Release the Calvary.

 But there's more to Agent May than her fighting skills.  Despite her stoic exterior, she cares deeply for her teammates and about helping the vulnerable.  In the subtle twitch of a lip or eye, she reveals pain that would tear a lesser hero apart.  

Maybe that's why she resonates so strongly with me.  No matter how much crap life throws at her, she doesn't waste time feeling sorry for herself.  She gets on with what needs to be done and never gives up until she's accomplished what's necessary.  In my own life, I often feel as if I'm struggling to cope with the curve balls of fate.  It may not be "fighting-a-guy-with-a-table-saw" level of challenge, but I can still see some parallels.

Guns?  I don't need guns.  There's a perfectly good table saw here.
I admire competence, no matter in what field.  But I also admire people who don't feel the need to cater to other people's opinions.  May doesn't fall into any of the typical female categories and there isn't even a hint of an apology.

The subtlety of the character is a long-term investment but one that pays off big.  By keeping May reserved, the times when she does lose control have a much stronger impact.  It's a lesson that I used with one of my characters, Vincent.  He's irreverent and dismissive, which makes it much more significant when he says something serious or meaningful.

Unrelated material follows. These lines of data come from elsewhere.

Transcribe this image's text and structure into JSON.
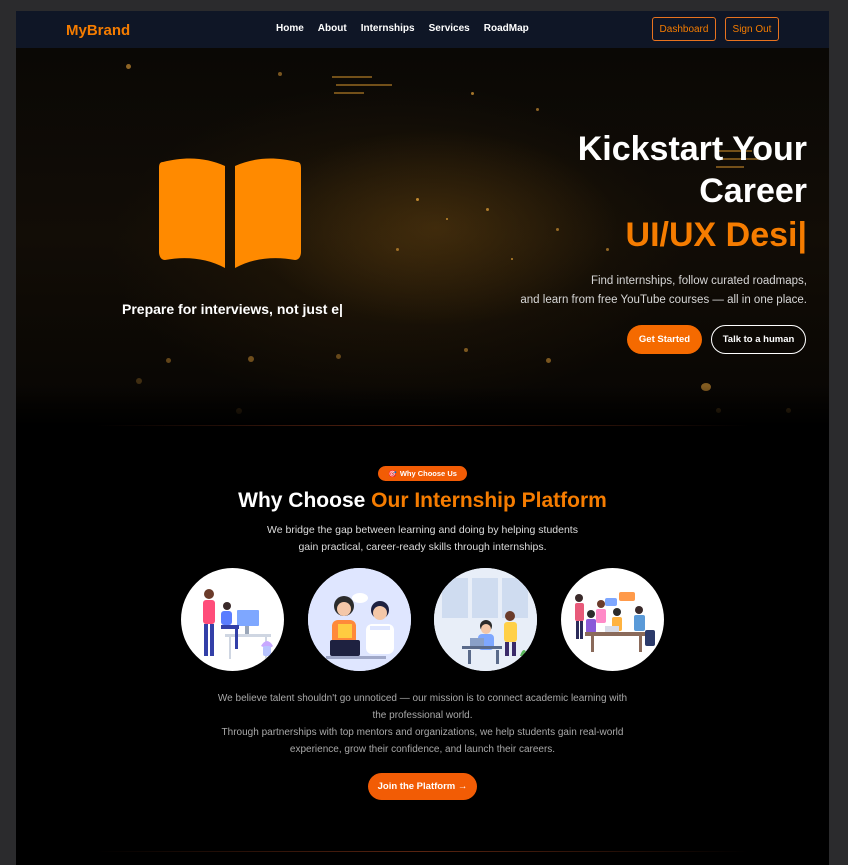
{
  "nav": {
    "brand": "MyBrand",
    "links": [
      "Home",
      "About",
      "Internships",
      "Services",
      "RoadMap"
    ],
    "dashboard": "Dashboard",
    "signout": "Sign Out"
  },
  "hero": {
    "title_line1": "Kickstart Your",
    "title_line2": "Career",
    "typed": "UI/UX Desi|",
    "sub_line1": "Find internships, follow curated roadmaps,",
    "sub_line2": "and learn from free YouTube courses — all in one place.",
    "prep_text": "Prepare for interviews, not just e|",
    "get_started": "Get Started",
    "talk_human": "Talk to a human",
    "book_color": "#ff8a00",
    "accent": "#f57c00"
  },
  "why": {
    "badge_icon": "🎯",
    "badge": "Why Choose Us",
    "title_plain": "Why Choose",
    "title_accent": "Our Internship Platform",
    "sub_line1": "We bridge the gap between learning and doing by helping students",
    "sub_line2": "gain practical, career-ready skills through internships.",
    "mission_line1": "We believe talent shouldn't go unnoticed — our mission is to connect academic learning with",
    "mission_line2": "the professional world.",
    "mission_line3": "Through partnerships with top mentors and organizations, we help students gain real-world",
    "mission_line4": "experience, grow their confidence, and launch their careers.",
    "join": "Join the Platform →",
    "illustrations": [
      "mentor-at-desk-illustration",
      "laptop-collaboration-illustration",
      "office-coworkers-illustration",
      "team-meeting-illustration"
    ]
  }
}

In doing this series, I've been impressed with the range of heroines currently out there.  When I was young, heroines fell into two categories: damsels in distress or token female character.  Neither were particularly strong and even the token females ended up needing frequent rescue.  Now there are all different kinds: witty, laconic, cheerful, brooding, sweet, sexy, powerful, stealthy, manipulative, straight up and all the possible combinations.  No matter what kind of woman a girl wants to look up to, there's a heroine out there for her to emulate and admire.

I'm feeling a little nostalgic and ready for a change of pace, so next month, I'll be looking at  CC Bloom from Beaches.  Bold, brassy and demanding, but still with a heart of gold.